To determine whether the expression of eNOS by circulating BMPCs contributes to myocardial recovery by increasing the incorporation and whether AMD3100 enhances the incorporation of circulating BMPCs, WT and eNOS-KO EPCs were labeled with DiI and intravenously injected into WT mice 24 hours after IR injury and treatment with AMD3100 or saline. Mice were euthanized 3 days after IR injury for histological analyses. Neither the type of cell injected (ie, eNOS-KO or WT) nor the treatment administered (ie, AMD3100 or saline) significantly influenced the incorporation of injected cells (Figure 6B). Nevertheless, apoptotic cells were significantly less common and infarct sizes were significantly smaller in mice administered WT BMPCs than in mice administered eNOS-KO BMPCs, regardless of treatment group, and measurements in mice administered eNOS-KO BMPCs did not differ significantly from those in saline-treated mice (Figure 6C and 6D).
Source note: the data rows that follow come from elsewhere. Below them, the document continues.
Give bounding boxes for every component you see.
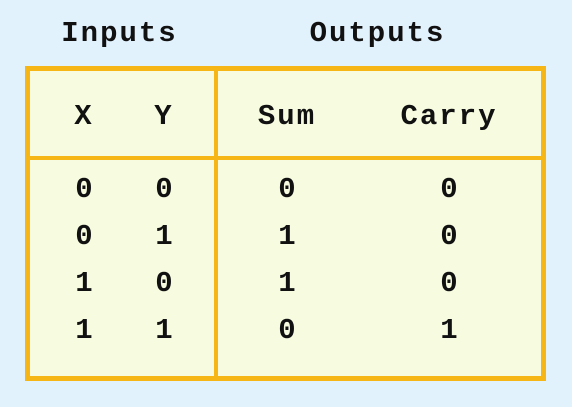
cell-y: 1	[155, 314, 173, 347]
truth-table: X Y Sum Carry 0 0 0 0 0 1 1 0 1 0 1 0 1 …	[25, 66, 546, 381]
inputs-header: Inputs	[61, 17, 178, 50]
cell-carry: 0	[440, 220, 458, 253]
cell-carry: 0	[440, 173, 458, 206]
column-header-row: X Y Sum Carry	[30, 99, 541, 135]
column-header-y: Y	[154, 100, 174, 133]
header-divider	[30, 156, 541, 160]
cell-sum: 1	[278, 267, 296, 300]
cell-x: 0	[75, 173, 93, 206]
cell-x: 1	[75, 314, 93, 347]
column-header-carry: Carry	[400, 100, 498, 133]
cell-x: 0	[75, 220, 93, 253]
cell-sum: 0	[278, 314, 296, 347]
outputs-header: Outputs	[309, 17, 446, 50]
cell-x: 1	[75, 267, 93, 300]
table-row: 0 1 1 0	[30, 219, 541, 255]
column-header-sum: Sum	[257, 100, 317, 133]
inputs-outputs-divider	[214, 71, 218, 376]
cell-y: 1	[155, 220, 173, 253]
cell-sum: 0	[278, 173, 296, 206]
column-header-x: X	[74, 100, 94, 133]
cell-carry: 1	[440, 314, 458, 347]
cell-y: 0	[155, 173, 173, 206]
cell-y: 0	[155, 267, 173, 300]
cell-carry: 0	[440, 267, 458, 300]
table-row: 1 1 0 1	[30, 313, 541, 349]
cell-sum: 1	[278, 220, 296, 253]
table-row: 1 0 1 0	[30, 266, 541, 302]
table-row: 0 0 0 0	[30, 172, 541, 208]
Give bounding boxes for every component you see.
Collectively, these observations suggest that the expression of eNOS by circulating BMPCs does not have a role in their recruitment and incorporation but does contribute to cardiac protection. Therefore, the greater number of BM-derived endothelial cells observed in the AAR of AMD3100-treated mice (Figure 3C) appears to evolve primarily through enhanced BMPC mobilization, which subsequently increases the number of the progenitors available in the circulation, rather than by directly influencing the recruitment and incorporation of circulating cells.